OLG Brandenburg v. 17.06.2014: Zur Annahme von Vorsatz bei einem Geschwindigkeitsverstoß




Das OLG Brandenburg (Beschluss vom 17.06.2014 - (2 B) 53 Ss-OWi 230/14 (111/14)) hat entschieden:

   Ein vorsätzlicher Verstoß liegt umso näher, je höher die Geschwindigkeitsüberschreitung ist.
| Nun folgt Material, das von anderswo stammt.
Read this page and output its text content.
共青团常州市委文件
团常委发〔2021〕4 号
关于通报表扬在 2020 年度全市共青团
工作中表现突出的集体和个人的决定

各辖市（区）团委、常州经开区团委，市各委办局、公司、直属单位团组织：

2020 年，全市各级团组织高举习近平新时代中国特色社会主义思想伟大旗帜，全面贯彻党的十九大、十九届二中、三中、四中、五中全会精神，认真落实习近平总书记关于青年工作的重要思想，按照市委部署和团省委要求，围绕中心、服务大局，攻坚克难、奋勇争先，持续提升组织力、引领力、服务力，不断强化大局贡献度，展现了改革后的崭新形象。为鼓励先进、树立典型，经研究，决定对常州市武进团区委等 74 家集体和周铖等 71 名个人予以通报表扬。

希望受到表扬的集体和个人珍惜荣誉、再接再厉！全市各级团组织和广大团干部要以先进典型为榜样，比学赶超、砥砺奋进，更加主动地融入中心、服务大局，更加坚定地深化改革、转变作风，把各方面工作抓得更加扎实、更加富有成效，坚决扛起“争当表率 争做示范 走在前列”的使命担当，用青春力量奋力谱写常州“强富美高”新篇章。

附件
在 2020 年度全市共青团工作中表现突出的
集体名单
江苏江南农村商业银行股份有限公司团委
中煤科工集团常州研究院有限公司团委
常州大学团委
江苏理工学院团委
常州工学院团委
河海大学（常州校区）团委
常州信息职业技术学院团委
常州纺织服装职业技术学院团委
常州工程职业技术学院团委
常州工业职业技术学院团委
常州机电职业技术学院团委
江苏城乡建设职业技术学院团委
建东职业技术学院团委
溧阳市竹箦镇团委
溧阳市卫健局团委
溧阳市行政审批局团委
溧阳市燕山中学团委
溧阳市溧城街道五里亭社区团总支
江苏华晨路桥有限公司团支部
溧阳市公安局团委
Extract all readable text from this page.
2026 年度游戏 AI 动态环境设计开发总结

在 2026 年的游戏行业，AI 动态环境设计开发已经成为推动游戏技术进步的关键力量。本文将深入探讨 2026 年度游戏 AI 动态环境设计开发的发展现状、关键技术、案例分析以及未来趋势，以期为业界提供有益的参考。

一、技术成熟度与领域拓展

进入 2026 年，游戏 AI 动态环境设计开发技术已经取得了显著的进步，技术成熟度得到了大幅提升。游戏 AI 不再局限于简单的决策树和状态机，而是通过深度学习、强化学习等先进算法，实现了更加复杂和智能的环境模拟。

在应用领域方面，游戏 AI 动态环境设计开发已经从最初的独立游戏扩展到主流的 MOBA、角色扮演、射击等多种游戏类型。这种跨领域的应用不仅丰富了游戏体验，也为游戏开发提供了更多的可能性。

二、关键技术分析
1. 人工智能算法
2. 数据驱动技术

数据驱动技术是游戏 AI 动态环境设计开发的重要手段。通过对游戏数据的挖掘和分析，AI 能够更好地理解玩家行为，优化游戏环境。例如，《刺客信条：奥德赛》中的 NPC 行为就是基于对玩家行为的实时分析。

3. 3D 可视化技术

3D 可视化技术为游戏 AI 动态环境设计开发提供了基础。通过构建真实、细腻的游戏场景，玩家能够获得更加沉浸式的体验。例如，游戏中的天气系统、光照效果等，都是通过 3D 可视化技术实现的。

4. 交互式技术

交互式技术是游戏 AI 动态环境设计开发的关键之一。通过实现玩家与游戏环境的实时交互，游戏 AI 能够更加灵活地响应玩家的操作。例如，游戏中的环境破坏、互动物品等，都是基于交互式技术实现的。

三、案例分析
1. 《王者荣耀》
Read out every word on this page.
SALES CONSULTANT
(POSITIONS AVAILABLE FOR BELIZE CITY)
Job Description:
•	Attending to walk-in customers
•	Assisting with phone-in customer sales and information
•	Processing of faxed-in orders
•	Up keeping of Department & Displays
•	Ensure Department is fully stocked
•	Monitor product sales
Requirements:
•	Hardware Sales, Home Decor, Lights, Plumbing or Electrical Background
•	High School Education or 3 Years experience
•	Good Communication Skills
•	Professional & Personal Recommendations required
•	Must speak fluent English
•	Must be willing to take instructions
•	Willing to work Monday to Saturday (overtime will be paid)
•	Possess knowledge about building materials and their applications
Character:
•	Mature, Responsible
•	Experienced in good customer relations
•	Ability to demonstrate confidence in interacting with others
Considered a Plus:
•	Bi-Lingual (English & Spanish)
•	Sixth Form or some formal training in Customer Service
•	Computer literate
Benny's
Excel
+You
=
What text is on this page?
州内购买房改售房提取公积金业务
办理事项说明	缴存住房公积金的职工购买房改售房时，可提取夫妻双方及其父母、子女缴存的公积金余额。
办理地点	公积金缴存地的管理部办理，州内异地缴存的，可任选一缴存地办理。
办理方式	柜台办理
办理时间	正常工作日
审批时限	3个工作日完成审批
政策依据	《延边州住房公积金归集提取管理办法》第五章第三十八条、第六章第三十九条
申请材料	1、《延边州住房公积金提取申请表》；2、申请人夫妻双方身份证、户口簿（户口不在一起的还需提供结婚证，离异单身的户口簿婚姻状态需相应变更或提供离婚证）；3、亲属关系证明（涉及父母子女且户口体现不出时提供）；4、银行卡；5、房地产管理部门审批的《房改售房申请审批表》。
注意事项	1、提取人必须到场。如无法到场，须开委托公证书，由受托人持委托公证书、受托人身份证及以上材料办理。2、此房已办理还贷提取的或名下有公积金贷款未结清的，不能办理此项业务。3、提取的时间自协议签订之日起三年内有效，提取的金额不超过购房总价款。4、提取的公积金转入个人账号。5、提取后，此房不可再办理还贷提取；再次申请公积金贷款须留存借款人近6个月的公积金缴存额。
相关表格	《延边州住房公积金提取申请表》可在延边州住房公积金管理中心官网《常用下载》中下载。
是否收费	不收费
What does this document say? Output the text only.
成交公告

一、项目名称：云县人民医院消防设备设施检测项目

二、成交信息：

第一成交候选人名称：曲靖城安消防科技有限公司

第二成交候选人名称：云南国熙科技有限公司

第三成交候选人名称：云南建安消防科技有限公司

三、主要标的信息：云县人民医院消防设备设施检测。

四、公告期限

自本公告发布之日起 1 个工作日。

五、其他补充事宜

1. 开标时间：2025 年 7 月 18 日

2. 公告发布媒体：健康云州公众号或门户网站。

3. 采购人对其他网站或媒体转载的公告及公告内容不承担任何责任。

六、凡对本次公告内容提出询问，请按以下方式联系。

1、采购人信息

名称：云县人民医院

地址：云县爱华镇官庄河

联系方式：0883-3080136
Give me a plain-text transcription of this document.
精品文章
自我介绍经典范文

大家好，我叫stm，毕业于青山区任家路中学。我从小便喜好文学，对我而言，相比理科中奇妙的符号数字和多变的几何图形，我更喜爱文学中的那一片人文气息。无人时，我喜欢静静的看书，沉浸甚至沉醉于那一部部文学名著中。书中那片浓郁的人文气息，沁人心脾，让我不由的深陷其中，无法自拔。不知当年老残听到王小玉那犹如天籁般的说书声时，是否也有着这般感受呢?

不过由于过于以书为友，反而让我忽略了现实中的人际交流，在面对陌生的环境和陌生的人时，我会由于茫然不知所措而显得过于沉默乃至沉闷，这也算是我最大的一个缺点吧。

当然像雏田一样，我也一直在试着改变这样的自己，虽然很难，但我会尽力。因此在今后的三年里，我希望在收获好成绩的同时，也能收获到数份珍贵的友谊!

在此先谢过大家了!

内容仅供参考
Dabei wird regelmäßig von Vorsatz auszugehen sein, wenn die zulässige Höchstgeschwindigkeit von 100 km/h um 40 km/h überschritten wird, bzw. wenn sonst die zulässige Höchstgeschwindigkeit um annähernd 50 % überschritten wird.

Siehe auch
Zur Annahme von Vorsatz bei Geschwindigkeitsüberschreitungen
und
Die Beweiswürdigung in Straf- und Bußgeldsachen


Gründe:


I.

Das Amtsgericht Senftenberg hat gegen den Betroffenen mit Urteil vom 17. Februar 2014 wegen vorsätzlicher Überschreitung der zulässigen Höchstgeschwindigkeit eine Geldbuße von 300,00 Euro sowie ein Fahrverbot für die Dauer von einem Monat verhängt.

Nach den Feststellungen des Amtsgerichts befuhr der Betroffene am 21. Juni 2013 mit dem PKW, amtliches Kennzeichen …, die Bundesstraße … zwischen den Ortschaften Sch… und S… in Richtung S…. Um 16:02 Uhr überschritt er im Abschnitt 165, Höhe Kilometer 2,9, die nach § 3 Abs. 3 StVO für Pkw bis zu 3,5 t außerhalb geschlossener Ortschaften geltende zulässige Höchstgeschwindigkeit von 100 km/h um 34 km/h. Die Bundesstraße … sei zwischen S… und Sch…. auf drei Fahrspuren ausgebaut. Im Bereich der Messstelle befänden sich in Richtung S… zwei Fahrspuren, in der Gegenrichtung eine Fahrspur. Die Fahrspuren seien nicht baulich voneinander getrennt und die Bundesstraße auch nicht autobahnähnlich ausgebaut (UA S. 3).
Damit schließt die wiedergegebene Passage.